67CAMAROSS Apr 13th, 05, 08:36 PM NUMBER ONE . DO YOU HAVE SPARK AT THE PLUGS, # 2 DO YOU HAVE THE RIGHT FUEL PSI # DO YOU HAVE INJECTER PULSE AT THE INJECTER WIRE# 3 DO YOU HAVE COMPRESSION. IF NO SPARK IT COULD BE THE PICK UP COIL, ignition control moduel, OR COIL . NO FUEL COULD BE NO INJECTER PULSE,FUEL PUMP, FUEL PUMP RELAY,FUSE,
jj69z28 Apr 20th, 05, 06:33 AM a friend of mine has an 86 IROC with TPI and he had sort of same problem. fuel pump relay was the problem, then about 6 months later, same thing happened except this time it was the fuel pump itself. that was a biiaaattcchh
to replace cause you have to pull the tank to get at it. that also involves dropping the exhaust system and dropping the rear end housing down. it was a pain in the A@$. good luck.
BonzoHansen Apr 20th, 05, 09:24 AM Wow, there is a lot to go through here.
First, an 86 will not have VATS. I do not think that started until the 4th gens. I might make sure there is no aftermarket alarm, but if it cranks, my guess is no or it is not an issue. (Edit: I stand corrected. In another thread, cor69vette stated his 89 Camaro has VATS. I learned something new. Still don't thikn an 86 had it)
You need, as others have said, start with basics. Keep the battery charged. Spark/fuel/timing/compression. Go buy a Haynes book and follow the ‘cranks but won’t start’ testing. Manuals are our friends. You are making expensive guesses. The $100+ bucks you spent on the ECM would have bought a nice set of factory manuals.
You also need to get everything up to guff. Wrong prom? What’s with that? Is it the right ECM? Has it run without issue with this ECM /prom setup? Is it the right ignition control module? Was the distributor out of the car?
Fuel pump relay – usually when these go bad, it will start, but hard start, meaning a lot of cranking to get the oil pressure up so the fuel pump will be triggered by the OPS. The relay only works in start mode, IIRC. If you have spark, no fuel, I would test this (and the OPS). One lead should be constant hot, another hot in key START position. The other two wires are grounds. Again, get the manual out, along with your test light.
I have concerns about your electrical system issues. Help me with this: “I had to put a wire straight to the fan and the fuses” and “Then I had to put the wire back in the fuse panel and accidentally blew a fuse which was to my dash and that was when the hose blew, my father put another fuse back in and it blew he said, so he put another in and it didn't blow. All of the fuses are good.
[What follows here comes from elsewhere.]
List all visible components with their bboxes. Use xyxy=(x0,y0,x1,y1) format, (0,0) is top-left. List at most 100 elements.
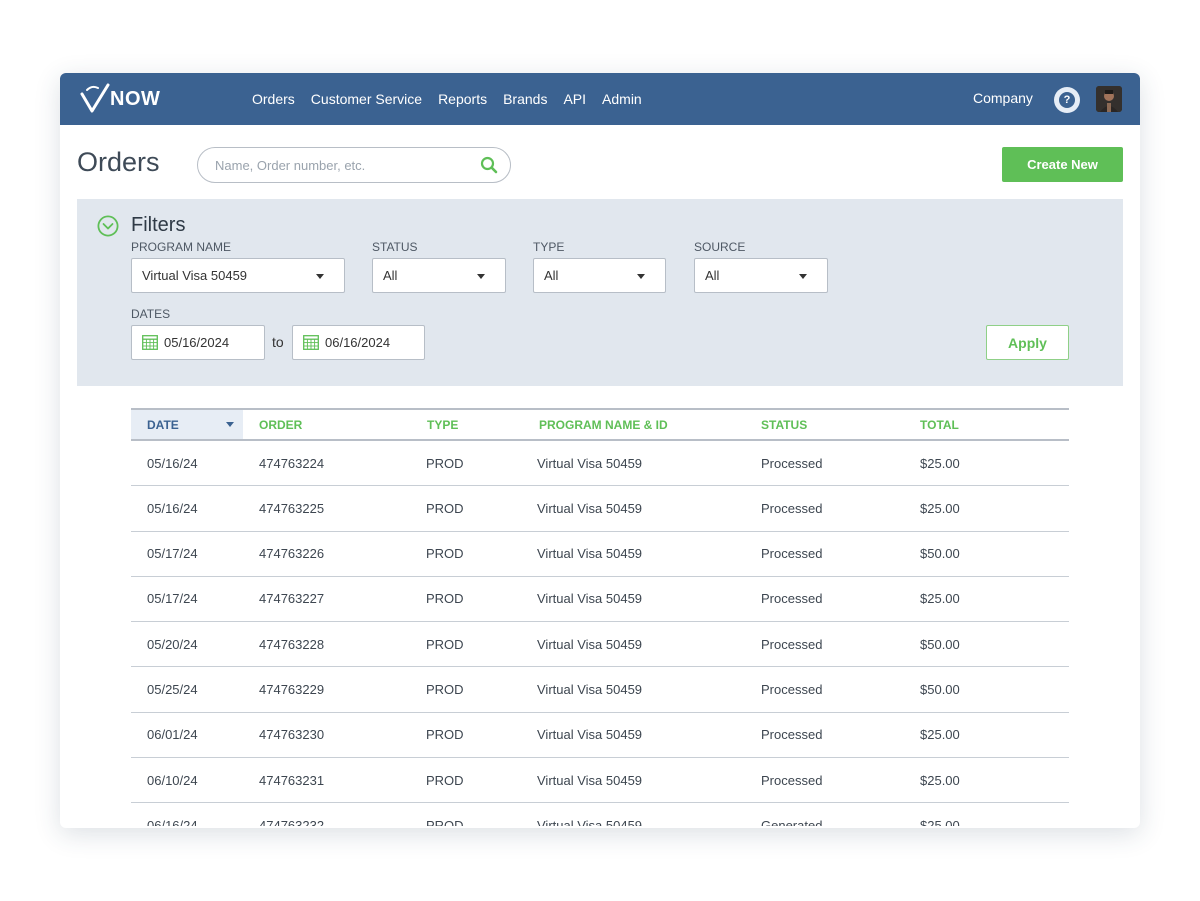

Then we put in a toggle switch so it would be easier to cool the engine.”
What wire? The fan? What fuse blew? Why did it keep blowing then stop? Is the new fuse higher amperage? If so, stop there. Fire is bad. Regarding your revised cooling fan wiring, did you use a relay? How is the new fan circuit being protected?
Fans draw a lot of juice, especially when they first come on. They can spike over 20 amps at startup. That is why GM uses breakers or links instead of fuses protect them. (I actually had to add an in line capacitor when I added electric fans to my 82 T/A. It would actually cause a voltage spike and screw the idle up. I later read a TSB about the very same problem. But this isn’t your no-start issue.) There really should be no cooling fan wiring under the dash, it is not necessary: GM didn’t do it that way.
Let me step back a moment. I take it this car came equipped with the electric cooling fan. What is wrong with the stock wiring? Manual switches for primary cooling fans are a bad idea and
And yes, pulling the fuel tank out of one of these is terrible. Rear and exhaust need to come out, and it can be hard not to bend the filler neck. (nice design GM - not). And because they are a pain to get out, they are not the easiest bone yard find.
I empathize with your plight, you sound like me when I first started. Hang in there. Spend the $$ on manuals. Let us know how you make out.